From the beginning of 2006 the authors have decided to get back the rights of the book and to make it freely available on the web. The electronic version is identical to the original printed version (apart, of course, from the cover pages), but it also includes the errata corrige collected since the first printing of the book.
The birth of the theory of computational complexity can be set in the early 1960s when the first users of electronic computers started to pay increasing attention to the performances of their programs. As in the theory of computation, where the concept of a model of computation had led to that of an algorithm and of an algorithmically solvable problem, similarly, in the theory of computational complexity, the concept of resource used by a computation led to that of an efficient algorithm and of a computationally feasible problem.
Since these preliminary stages, many more results have been obtained and, as stated by Hartmanis (1989), ‘the systematic study of computational complexity theory has developed into one of the central and most active research areas of computer science. It has grown into a rich and exciting mathematical theory whose development is motivated and guided by computer science needs and technological advances.’

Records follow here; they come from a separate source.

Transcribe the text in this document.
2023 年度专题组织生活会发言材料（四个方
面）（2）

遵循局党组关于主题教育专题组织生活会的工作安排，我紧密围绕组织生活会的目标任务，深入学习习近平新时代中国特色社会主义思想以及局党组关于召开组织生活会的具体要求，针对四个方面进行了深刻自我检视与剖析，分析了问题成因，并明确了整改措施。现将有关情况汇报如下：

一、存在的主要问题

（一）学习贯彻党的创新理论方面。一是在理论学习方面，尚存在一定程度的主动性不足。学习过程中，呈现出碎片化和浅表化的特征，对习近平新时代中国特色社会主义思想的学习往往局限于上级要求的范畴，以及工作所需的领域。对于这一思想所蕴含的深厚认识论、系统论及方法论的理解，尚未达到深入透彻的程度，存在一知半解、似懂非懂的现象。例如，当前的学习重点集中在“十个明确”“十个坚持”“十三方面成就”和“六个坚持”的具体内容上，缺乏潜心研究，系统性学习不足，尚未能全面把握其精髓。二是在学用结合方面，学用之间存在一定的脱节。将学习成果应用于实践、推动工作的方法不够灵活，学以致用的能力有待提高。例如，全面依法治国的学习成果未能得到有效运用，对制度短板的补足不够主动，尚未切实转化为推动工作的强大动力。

The aim of this introductory book is to review in a systematic way the most significant results obtained in this new research area. The main goals of computational complexity theory are to introduce classes of problems which have similar complexity with respect to a specific computation model and complexity measure, and to study the intrinsic properties of such classes.
In this book, we will follow a balanced approach which is partly algorithmic and partly structuralist. From an algorithmic point of view, we will first present some ‘natural’ problems and then illustrate algorithms which solve them. Since the aim is merely to prove that the problem belongs to a specific class, we will not always give the most efficient algorithm and we will occasionally give preference to an algorithm which is simpler to describe and analyze.
From a structural point of view, we will be concerned with intrinsic properties of complexity classes, including relationships between classes, implications between several hypotheses about complexity classes, and identification of structural properties of sets that affect their computational complexity.
The reader is assumed to have some basic knowledge of theory of computation (as taught in an undergraduate course on Automata Theory, Logic, Formal Languages Theory, or Theory of Computation) and of programming languages and techniques. Some mathematical knowledge is also required.
The first eight chapters of the book can be taught on a senior undergraduate course. The whole book together with an exhaustive discussion of the problems should be suitable for a postgraduate course. Let us now briefly review the contents of the book and the choices made in selecting the material.
The first part (Chapters 1-3) provide the basic tools which will enable us to study topics in complexity theory. Chapter 1 includes a series of definitions and notations related to classic mathematical concepts such as sets, relationships and languages (this chapter can be skipped and referred to when needed). Chapter 2 reviews some important results of computability theory. Chapter 3 provides the basic tool of complexity theory: dynamic complexity measures are introduced, the concept of classes of languages is presented, the strict correspondence between such classes and decision problems is established, and techniques used to study the properties of such classes are formulated.
The second part (Chapters 4-8) studies, in a detailed way, the properties of some of the most significant complexity classes. Those chapters represent the ‘heart’ of complexity theory: by placing suitable restrictions on the power of the computation model, and thus on the amount of resources allowed for the computation, it becomes possible to define a few fundamental complexity classes and to develop a series of tools enabling us to identify, for most computational problems, the complexity class to which they belong.
The third part (Chapters 9-10) deals with probabilistic algorithms and with the corresponding complexity classes. Probabilistic Turing machines are introduced in Chapter 9 and a few probabilistic algorithms for such machines are analyzed. In Chapter 10, a more elaborate computation model denoted as interactive proof system is considered and a new complexity class based on such a model is studied.
The last part (Chapters 11 and 12) is dedicated to the complexity of parallel computations. As a result of advances in hardware technology, computers with thousands of processors are now available; it thus becomes important, not only from a theoretical point of view but also from a practical one, to be able to specify which problems are best suited to be run on parallel machines. Chapter 11 describes in detail a few important and widely differing models of parallel computers and shows how their performance can be considered roughly equivalent. Chapter 12 introduces the concept of a problem solvable by a fast parallel algorithm and the complementary one of a problem with no fast parallel algorithm, and illustrates examples of both types of problems.
While selecting material to be included in the book, we followed a few guidelines. First, we have focused our attention on results obtained in the past two decades, mentioning without proof or leaving as problems some well-known results obtained in the 1960s. Second, whenever a proof of a theorem uses a technique described in a previous proof, we have provided an outline, leaving the complete proof as a problem for the reader. Finally, we have systematically avoided stating without proof specialistic results in other fields in order to make the book as self-contained as possible.
This book originated from a course on Algorithms and Complexity given at the University of Rome ‘La Sapienza’ by D.P. Bovet and P. Crescenzi since 1986. We would like to thank the students who were exposed to the preliminary versions of the chapters and who contributed their observations to improve the quality of the presentation. We also would like to thank R. Silvestri for pointing out many corrections and for suggesting simpler and clearer proofs of some results.